ImageTime: A Benchmark for Probing Visual World Modeling Through Spatiotemporal Consistency

Abstract

ImageTime is a diagnostic benchmark that tests whether image generation models can coherently "imagine time" — preserve identities, objects, spatial relations, and causal order across multiple visual states. Given an action instruction (and optionally a reference image), a model must produce one image containing four ordered key states: initial state → action onset → transition state → final state. This four-keyframe protocol is more temporally demanding than single-image generation but avoids the confounds of dense video dynamics. Tasks are organized in a progressive capability hierarchy with stage-wise state predicates, cross-frame temporal constraints, and forbidden causal violations, scored by GPT-5.5 under a VLM-as-judge protocol.

Key Contributions

Four-keyframe protocol — one image with four ordered states (initial, onset, transition, final), positioned between single-image generation and dense video
Progressive capability hierarchy — tasks structured so each level demands more temporal reasoning
Structured evaluation — stage-wise state predicates + cross-frame temporal constraints + forbidden causal violations
GPT-5.5 VLM-as-judge — interpretable capability scores, diagnostic subscores, and failure labels
Multi-family benchmark — reveals where current image generation systems succeed, fail, and drift on coherent visual world modeling

Method Details

Benchmark design:

Task formulation: given an action instruction a (and optionally a reference image I_ref specifying the initial state), generate an image containing four ordered keyframes — initial state s_0, action onset s_1, transition state s_2, final state s_3
Progressive capability hierarchy: tasks are organized into levels that demand progressively more sophisticated temporal reasoning (preservation of identity, spatial relations, causal order, etc.)
Per-task decomposition: each scenario decomposes into:

Stage-wise state predicates — what must be true in each keyframe
Cross-frame temporal constraints — what must be preserved across the sequence
Forbidden causal violations — what physical/causal events must not occur

VLM-as-judge (GPT-5.5): a structured scoring protocol produces:

Capability scores — overall temporal reasoning ability
Diagnostic subscores — per-capability breakdowns
Failure labels — categorical failure modes for error analysis

Multi-family evaluation: results span multiple image-generation model families to map where each succeeds and drifts

The design deliberately sits between single-image generation (no time) and dense video generation (confounded by motion/physics modeling) — it isolates temporal coherence as a property of the image model itself.

Key Results

ImageTime exposes failure modes of current image generation models on temporally-ordered visual states that single-image benchmarks miss
The four-keyframe protocol is more temporally demanding than single-image generation while avoiding dense video's physics confound
Specific numerical results across model families are reported in the paper body (abstract does not enumerate them); the headline claim is that no tested model fully solves the progressive capability hierarchy
Failure labels and diagnostic subscores give actionable error analysis per model family

Limitations and Future Work

A four-keyframe image is a proxy for temporal reasoning — it tests discrete state transitions but not continuous dynamics
VLM-as-judge (GPT-5.5) inherits any biases in the judge model; agreement with human raters needs separate validation
The benchmark focuses on visual coherence; semantic plausibility and physical correctness beyond "forbidden causal violations" are not exhaustively covered
Extension to longer horizons (≥8 keyframes) and to reference-guided editing / previsualization workflows is open

Relevance to Patrick's Research

ImageTime is a sharp empirical probe of a question that matters for world modeling: can a static image model reason about discrete time?
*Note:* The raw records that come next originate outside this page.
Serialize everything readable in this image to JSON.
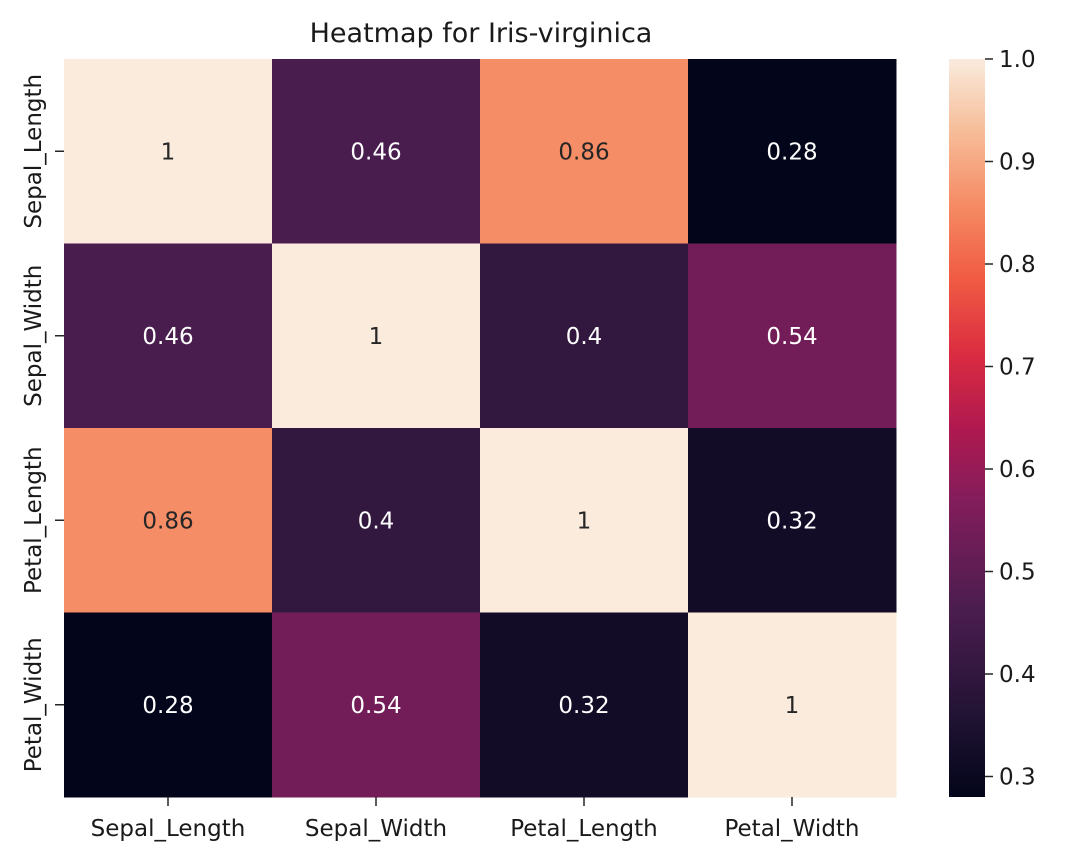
{
  "chart_data": {
    "type": "heatmap",
    "title": "Heatmap for Iris-virginica",
    "x_categories": [
      "Sepal_Length",
      "Sepal_Width",
      "Petal_Length",
      "Petal_Width"
    ],
    "y_categories": [
      "Sepal_Length",
      "Sepal_Width",
      "Petal_Length",
      "Petal_Width"
    ],
    "values": [
      [
        1.0,
        0.46,
        0.86,
        0.28
      ],
      [
        0.46,
        1.0,
        0.4,
        0.54
      ],
      [
        0.86,
        0.4,
        1.0,
        0.32
      ],
      [
        0.28,
        0.54,
        0.32,
        1.0
      ]
    ],
    "cell_labels": [
      [
        "1",
        "0.46",
        "0.86",
        "0.28"
      ],
      [
        "0.46",
        "1",
        "0.4",
        "0.54"
      ],
      [
        "0.86",
        "0.4",
        "1",
        "0.32"
      ],
      [
        "0.28",
        "0.54",
        "0.32",
        "1"
      ]
    ],
    "colorbar": {
      "colormap": "rocket",
      "range": [
        0.28,
        1.0
      ],
      "ticks": [
        0.3,
        0.4,
        0.5,
        0.6,
        0.7,
        0.8,
        0.9,
        1.0
      ],
      "tick_labels": [
        "0.3",
        "0.4",
        "0.5",
        "0.6",
        "0.7",
        "0.8",
        "0.9",
        "1.0"
      ]
    }
  }
}
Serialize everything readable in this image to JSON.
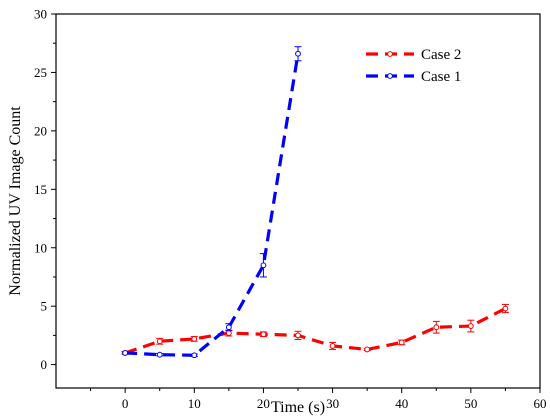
{
  "chart_data": {
    "type": "line",
    "title": "",
    "xlabel": "Time (s)",
    "ylabel": "Normalized UV Image Count",
    "xlim": [
      -10,
      60
    ],
    "ylim": [
      -2,
      30
    ],
    "xticks": [
      0,
      10,
      20,
      30,
      40,
      50,
      60
    ],
    "yticks": [
      0,
      5,
      10,
      15,
      20,
      25,
      30
    ],
    "grid": false,
    "legend": "top-right",
    "series": [
      {
        "name": "Case 2",
        "color": "#ff0000",
        "marker": "circle",
        "line_style": "dashed",
        "x": [
          0,
          5,
          10,
          15,
          20,
          25,
          30,
          35,
          40,
          45,
          50,
          55
        ],
        "y": [
          1.0,
          2.0,
          2.2,
          2.7,
          2.6,
          2.5,
          1.6,
          1.3,
          1.9,
          3.2,
          3.3,
          4.8
        ],
        "error": [
          0.1,
          0.25,
          0.2,
          0.25,
          0.2,
          0.35,
          0.3,
          0.1,
          0.2,
          0.5,
          0.5,
          0.35
        ]
      },
      {
        "name": "Case 1",
        "color": "#0000ff",
        "marker": "circle",
        "line_style": "dashed",
        "x": [
          0,
          5,
          10,
          15,
          20,
          25
        ],
        "y": [
          1.0,
          0.85,
          0.8,
          3.2,
          8.5,
          26.6
        ],
        "error": [
          0.1,
          0.1,
          0.1,
          0.3,
          1.0,
          0.6
        ]
      }
    ]
  }
}
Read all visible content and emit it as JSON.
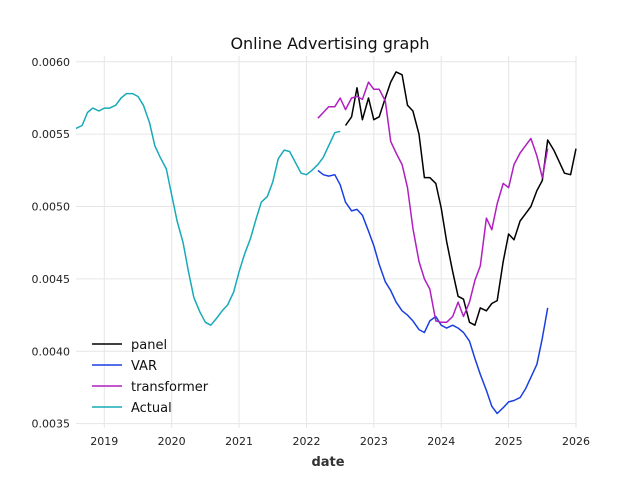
{
  "chart_data": {
    "type": "line",
    "title": "Online Advertising graph",
    "xlabel": "date",
    "ylabel": "",
    "x_tick_labels": [
      "2019",
      "2020",
      "2021",
      "2022",
      "2023",
      "2024",
      "2025",
      "2026"
    ],
    "y_tick_labels": [
      "0.0035",
      "0.0040",
      "0.0045",
      "0.0050",
      "0.0055",
      "0.0060"
    ],
    "xlim": [
      2018.58,
      2026.0
    ],
    "ylim": [
      0.00347,
      0.00604
    ],
    "grid": true,
    "legend_position": "lower-left",
    "series": [
      {
        "name": "panel",
        "color": "#000000",
        "points": [
          [
            2022.58,
            0.00556
          ],
          [
            2022.67,
            0.00562
          ],
          [
            2022.75,
            0.00582
          ],
          [
            2022.83,
            0.0056
          ],
          [
            2022.92,
            0.00575
          ],
          [
            2023.0,
            0.0056
          ],
          [
            2023.08,
            0.00562
          ],
          [
            2023.17,
            0.00575
          ],
          [
            2023.25,
            0.00586
          ],
          [
            2023.33,
            0.00593
          ],
          [
            2023.42,
            0.00591
          ],
          [
            2023.5,
            0.0057
          ],
          [
            2023.58,
            0.00566
          ],
          [
            2023.67,
            0.0055
          ],
          [
            2023.75,
            0.0052
          ],
          [
            2023.83,
            0.0052
          ],
          [
            2023.92,
            0.00516
          ],
          [
            2024.0,
            0.00499
          ],
          [
            2024.08,
            0.00476
          ],
          [
            2024.17,
            0.00455
          ],
          [
            2024.25,
            0.00438
          ],
          [
            2024.33,
            0.00436
          ],
          [
            2024.42,
            0.0042
          ],
          [
            2024.5,
            0.00418
          ],
          [
            2024.58,
            0.0043
          ],
          [
            2024.67,
            0.00428
          ],
          [
            2024.75,
            0.00433
          ],
          [
            2024.83,
            0.00435
          ],
          [
            2024.92,
            0.00462
          ],
          [
            2025.0,
            0.00481
          ],
          [
            2025.08,
            0.00477
          ],
          [
            2025.17,
            0.0049
          ],
          [
            2025.25,
            0.00495
          ],
          [
            2025.33,
            0.005
          ],
          [
            2025.42,
            0.00511
          ],
          [
            2025.5,
            0.00518
          ],
          [
            2025.58,
            0.00546
          ],
          [
            2025.67,
            0.00539
          ],
          [
            2025.75,
            0.00531
          ],
          [
            2025.83,
            0.00523
          ],
          [
            2025.92,
            0.00522
          ],
          [
            2026.0,
            0.0054
          ]
        ]
      },
      {
        "name": "VAR",
        "color": "#1a3fe0",
        "points": [
          [
            2022.17,
            0.00525
          ],
          [
            2022.25,
            0.00522
          ],
          [
            2022.33,
            0.00521
          ],
          [
            2022.42,
            0.00522
          ],
          [
            2022.5,
            0.00515
          ],
          [
            2022.58,
            0.00503
          ],
          [
            2022.67,
            0.00497
          ],
          [
            2022.75,
            0.00498
          ],
          [
            2022.83,
            0.00494
          ],
          [
            2022.92,
            0.00483
          ],
          [
            2023.0,
            0.00473
          ],
          [
            2023.08,
            0.0046
          ],
          [
            2023.17,
            0.00448
          ],
          [
            2023.25,
            0.00442
          ],
          [
            2023.33,
            0.00434
          ],
          [
            2023.42,
            0.00428
          ],
          [
            2023.5,
            0.00425
          ],
          [
            2023.58,
            0.00421
          ],
          [
            2023.67,
            0.00415
          ],
          [
            2023.75,
            0.00413
          ],
          [
            2023.83,
            0.00421
          ],
          [
            2023.92,
            0.00424
          ],
          [
            2024.0,
            0.00418
          ],
          [
            2024.08,
            0.00416
          ],
          [
            2024.17,
            0.00418
          ],
          [
            2024.25,
            0.00416
          ],
          [
            2024.33,
            0.00413
          ],
          [
            2024.42,
            0.00407
          ],
          [
            2024.5,
            0.00395
          ],
          [
            2024.58,
            0.00384
          ],
          [
            2024.67,
            0.00373
          ],
          [
            2024.75,
            0.00362
          ],
          [
            2024.83,
            0.00357
          ],
          [
            2024.92,
            0.00361
          ],
          [
            2025.0,
            0.00365
          ],
          [
            2025.08,
            0.00366
          ],
          [
            2025.17,
            0.00368
          ],
          [
            2025.25,
            0.00374
          ],
          [
            2025.33,
            0.00382
          ],
          [
            2025.42,
            0.00391
          ],
          [
            2025.5,
            0.00409
          ],
          [
            2025.58,
            0.0043
          ]
        ]
      },
      {
        "name": "transformer",
        "color": "#b01fc0",
        "points": [
          [
            2022.17,
            0.00561
          ],
          [
            2022.25,
            0.00565
          ],
          [
            2022.33,
            0.00569
          ],
          [
            2022.42,
            0.00569
          ],
          [
            2022.5,
            0.00575
          ],
          [
            2022.58,
            0.00567
          ],
          [
            2022.67,
            0.00575
          ],
          [
            2022.75,
            0.00576
          ],
          [
            2022.83,
            0.00574
          ],
          [
            2022.92,
            0.00586
          ],
          [
            2023.0,
            0.00581
          ],
          [
            2023.08,
            0.00581
          ],
          [
            2023.17,
            0.00573
          ],
          [
            2023.25,
            0.00545
          ],
          [
            2023.33,
            0.00537
          ],
          [
            2023.42,
            0.00529
          ],
          [
            2023.5,
            0.00513
          ],
          [
            2023.58,
            0.00485
          ],
          [
            2023.67,
            0.00462
          ],
          [
            2023.75,
            0.0045
          ],
          [
            2023.83,
            0.00443
          ],
          [
            2023.92,
            0.00421
          ],
          [
            2024.0,
            0.0042
          ],
          [
            2024.08,
            0.0042
          ],
          [
            2024.17,
            0.00424
          ],
          [
            2024.25,
            0.00434
          ],
          [
            2024.33,
            0.00424
          ],
          [
            2024.42,
            0.00434
          ],
          [
            2024.5,
            0.00449
          ],
          [
            2024.58,
            0.00459
          ],
          [
            2024.67,
            0.00492
          ],
          [
            2024.75,
            0.00484
          ],
          [
            2024.83,
            0.00502
          ],
          [
            2024.92,
            0.00516
          ],
          [
            2025.0,
            0.00513
          ],
          [
            2025.08,
            0.00529
          ],
          [
            2025.17,
            0.00537
          ],
          [
            2025.25,
            0.00542
          ],
          [
            2025.33,
            0.00547
          ],
          [
            2025.42,
            0.00535
          ],
          [
            2025.5,
            0.0052
          ],
          [
            2025.58,
            0.0054
          ]
        ]
      },
      {
        "name": "Actual",
        "color": "#17aab8",
        "points": [
          [
            2018.58,
            0.00554
          ],
          [
            2018.67,
            0.00556
          ],
          [
            2018.75,
            0.00565
          ],
          [
            2018.83,
            0.00568
          ],
          [
            2018.92,
            0.00566
          ],
          [
            2019.0,
            0.00568
          ],
          [
            2019.08,
            0.00568
          ],
          [
            2019.17,
            0.0057
          ],
          [
            2019.25,
            0.00575
          ],
          [
            2019.33,
            0.00578
          ],
          [
            2019.42,
            0.00578
          ],
          [
            2019.5,
            0.00576
          ],
          [
            2019.58,
            0.0057
          ],
          [
            2019.67,
            0.00558
          ],
          [
            2019.75,
            0.00542
          ],
          [
            2019.83,
            0.00534
          ],
          [
            2019.92,
            0.00526
          ],
          [
            2020.0,
            0.00508
          ],
          [
            2020.08,
            0.0049
          ],
          [
            2020.17,
            0.00475
          ],
          [
            2020.25,
            0.00455
          ],
          [
            2020.33,
            0.00437
          ],
          [
            2020.42,
            0.00427
          ],
          [
            2020.5,
            0.0042
          ],
          [
            2020.58,
            0.00418
          ],
          [
            2020.67,
            0.00423
          ],
          [
            2020.75,
            0.00428
          ],
          [
            2020.83,
            0.00432
          ],
          [
            2020.92,
            0.00441
          ],
          [
            2021.0,
            0.00455
          ],
          [
            2021.08,
            0.00467
          ],
          [
            2021.17,
            0.00478
          ],
          [
            2021.25,
            0.00491
          ],
          [
            2021.33,
            0.00503
          ],
          [
            2021.42,
            0.00507
          ],
          [
            2021.5,
            0.00517
          ],
          [
            2021.58,
            0.00533
          ],
          [
            2021.67,
            0.00539
          ],
          [
            2021.75,
            0.00538
          ],
          [
            2021.83,
            0.00531
          ],
          [
            2021.92,
            0.00523
          ],
          [
            2022.0,
            0.00522
          ],
          [
            2022.08,
            0.00525
          ],
          [
            2022.17,
            0.00529
          ],
          [
            2022.25,
            0.00534
          ],
          [
            2022.33,
            0.00542
          ],
          [
            2022.42,
            0.00551
          ],
          [
            2022.5,
            0.00552
          ]
        ]
      }
    ]
  }
}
For Patrick's tracking, it sits in the evaluation stream (alongside WorldScore, MIRA-Bench, etc.) and complements video-world-model benchmarks by isolating temporal coherence from motion dynamics. The four-keyframe protocol is also operationally simple — easy to run on new image models as they ship. The VLM-as-judge methodology with structured subscores is a template Patrick could adapt for other world-model evaluations.